Supóngase que una norma de SM1 dice que es inmoral que los hijos
sean educados por personas distintas de sus padres y que lo moralmente exigible
es que los niños no vayan a la escuela y sean formados en casa. ¿Puedo aspirar
a que ese derecho moral mío a ser el único que eduque a mis hijos obre para la
comunidad como derecho jurídico? ¿Derecho nada más que mío? ¿Derecho de todos
los que compartan esa convicción moral? Responderán a esto muchos iusmoralistas
que no, que no puede ser jurídico cualquier derecho moral, sino que nada más
que son derechos morales y moral-jurídicos los emanados de las normas de la
moral correcta. ¿Pero por qué no es correcta esa moral mía? Tal vez se me conceda
que de acuerdo, que prescindamos de la idea fuerte de corrección moral y que
sea reconocido ese derecho moral que invoco. Pero entonces caemos en una
auténtica pendiente resbaladiza, ya que si se me reconoce a mí ese derecho
moral como derecho moral-jurídico, prescindiendo de la idea de corrección
moral, habrá también que reconocer cualesquiera otros de otras personas, o una
infinidad de ellos, incluso derechos perfectamente contradictorios e
incompatibles entre sí.
En
caso de que, para salvar esos inconvenientes, se diga que nada más que pueden
contar como derechos moral-jurídicos aquellos derechos morales que tengan
cierta propiedad o señal peculiar, arribaremos a la definitiva paradoja:
estaremos negando la idea de derechos morales que de mano afirmábamos,
estaremos juridificando los derechos morales y acabamos en la postura opuesta:
puesto que los derechos morales son derechos jurídicos, nada más que pueden ser
derechos morales los que puedan ser jurídicos, a tenor de la “regla maestra” o
pauta de reconocimiento de la juridicidad que hayamos establecido. Por ese
camino juridificamos la moral a base de llamar Derecho únicamente a la moral
nuestra y de negar a los otros no sólo sus derechos morales en cuanto derechos
morales, sino de negarles incluso la condición propiamente moral de su moral.
4 comentarios:
Igual toda esta discusión de la separación entre moral y Derecho solo necesita precisar lo que se entiende por Derecho, lo que se espera de él, y obrar en consecuencia.

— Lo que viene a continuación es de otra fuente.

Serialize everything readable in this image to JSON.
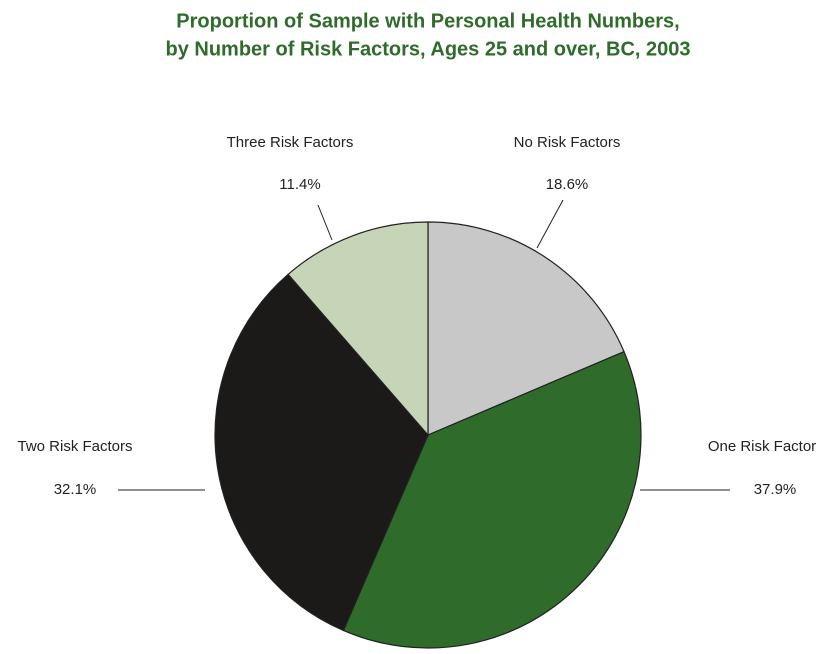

Siempre será mejor que la palabrería vana con la que llenamos nuestras constituciones y a la que sometemos la diarrea legislativa (o motorizada) del turno de oficio de salvapatrias que nos gobierna, o nos va gobernando.
Un saludo.
Es que cuando lee uno mucho a Ferajolli le acaba entrando la risa floja...Los únicos derechos que podemos decir que tenemos, en cuanto que podemos exigirlos, son justamente los no cuantificados o cuantificables, y los podemos exigir de los poderes públicos en esa justa medida...es decir, tenemos derechos siempre y cuando no supongan ningún coste al Estado, es otro eufemismo como manifestarse en paz, recoger firmas para una ILP no vinculante, o aguantar la ley de educación del subnormal de turno del ministerio. Es decir tenemos un gran, enorme, superderecho a morirnos en paz, a estar callados en un rincón, como sonriendo. Lo de vivir, al menos dignamente, se lo paga cada uno con su visa. Ya no sé decirle si moralmente o a pelo...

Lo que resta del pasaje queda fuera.